The 75th anniversary of the U.S. Air Force will be one of the highlights of EAA AirVenture Oshkosh 2022, the 69th edition of the Experimental Aircraft Association’s annual fly-in convention coming July 25-31 at Wittman Regional Airport in Oshkosh.
“At Oshkosh in 2022, we aim to showcase the memorable history of the Air Force, from its initial post-World War II era to the impressive personnel, aircraft, and technology of today,” said Rick Larsen, EAA’s vice president of communities and member programming, who coordinates AirVenture features and attractions. “The Air Force’s presence at AirVenture also helps spark inspiration among today’s youth toward the innovations and possibilities available to them through aviation.”

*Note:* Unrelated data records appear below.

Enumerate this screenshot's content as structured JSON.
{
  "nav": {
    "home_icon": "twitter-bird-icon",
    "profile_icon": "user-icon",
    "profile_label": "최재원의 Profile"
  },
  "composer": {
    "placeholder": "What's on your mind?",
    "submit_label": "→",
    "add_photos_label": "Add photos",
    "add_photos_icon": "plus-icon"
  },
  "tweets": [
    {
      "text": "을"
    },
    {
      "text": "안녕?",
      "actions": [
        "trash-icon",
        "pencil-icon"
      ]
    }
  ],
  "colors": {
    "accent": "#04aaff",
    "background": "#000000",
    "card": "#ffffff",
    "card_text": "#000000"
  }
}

Specific activities and aircraft will be announced as they are finalized, but will include fly-bys, static displays, and presentations throughout AirVenture week, including evening programs at EAA’s Theater in the Woods. Some of the aircraft will also fly as part of the daily air shows that are always favorites among AirVenture attendees.

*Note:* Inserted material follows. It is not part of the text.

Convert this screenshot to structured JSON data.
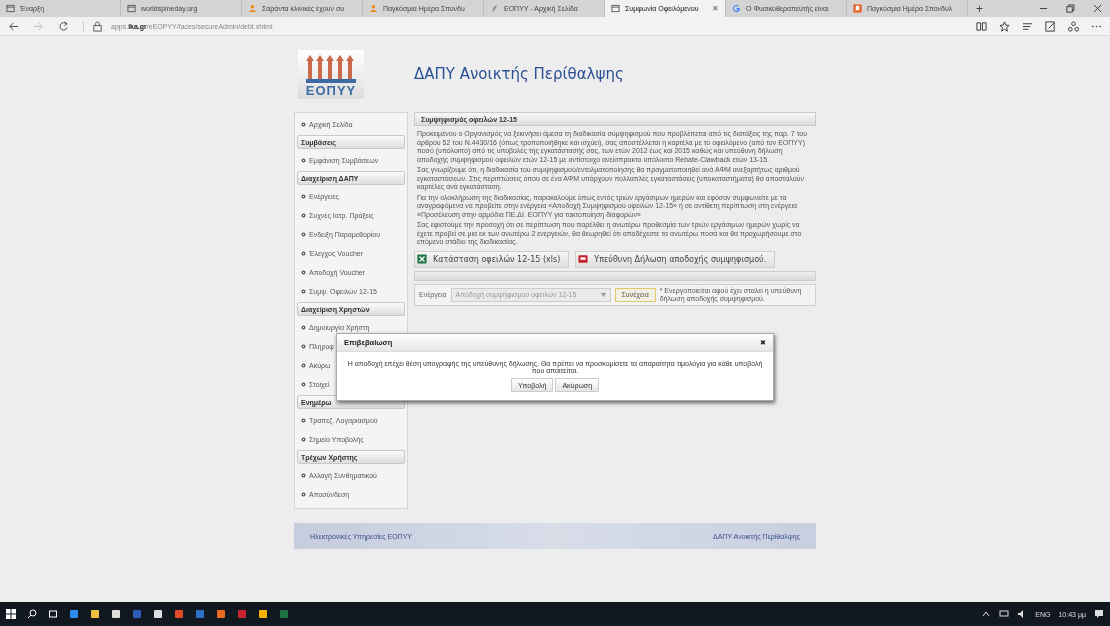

The U.S. Air Force was created on September 18, 1947, as part of the National Security Act, which established a separate military air branch and put all military branches under a new Department of Defense. It recognized the importance of military air operations and separated it from the former Army Air Forces while naval aviation operations remained separate.

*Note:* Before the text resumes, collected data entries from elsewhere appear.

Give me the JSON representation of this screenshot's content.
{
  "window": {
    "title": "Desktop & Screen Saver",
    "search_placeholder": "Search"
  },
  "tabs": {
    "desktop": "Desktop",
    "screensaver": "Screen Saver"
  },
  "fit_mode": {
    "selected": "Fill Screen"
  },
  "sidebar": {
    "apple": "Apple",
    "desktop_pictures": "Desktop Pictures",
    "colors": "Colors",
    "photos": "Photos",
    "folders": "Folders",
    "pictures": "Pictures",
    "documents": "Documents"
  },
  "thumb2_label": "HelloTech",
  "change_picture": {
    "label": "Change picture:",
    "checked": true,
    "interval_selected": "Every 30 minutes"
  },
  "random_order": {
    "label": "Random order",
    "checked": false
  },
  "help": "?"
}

U.S. military air operations date back to the Civil War, when balloons were first used as reconnaissance platforms. In the early 1900s, the Army’s Signal Corps was tasked with “all matters pertaining to military ballooning, air machines and all kindred subjects.” The first aero squadron, as it was then known, became active in 1913 and saw its first combat duty in 1916.
Today, the Air Force has more than 325,000 personnel and more than 5,000 aircraft. The Air Force also has incorporated an increasing number of unmanned aerial systems as part of its inventory, and continues development of new aerial technology to meet current operational demands.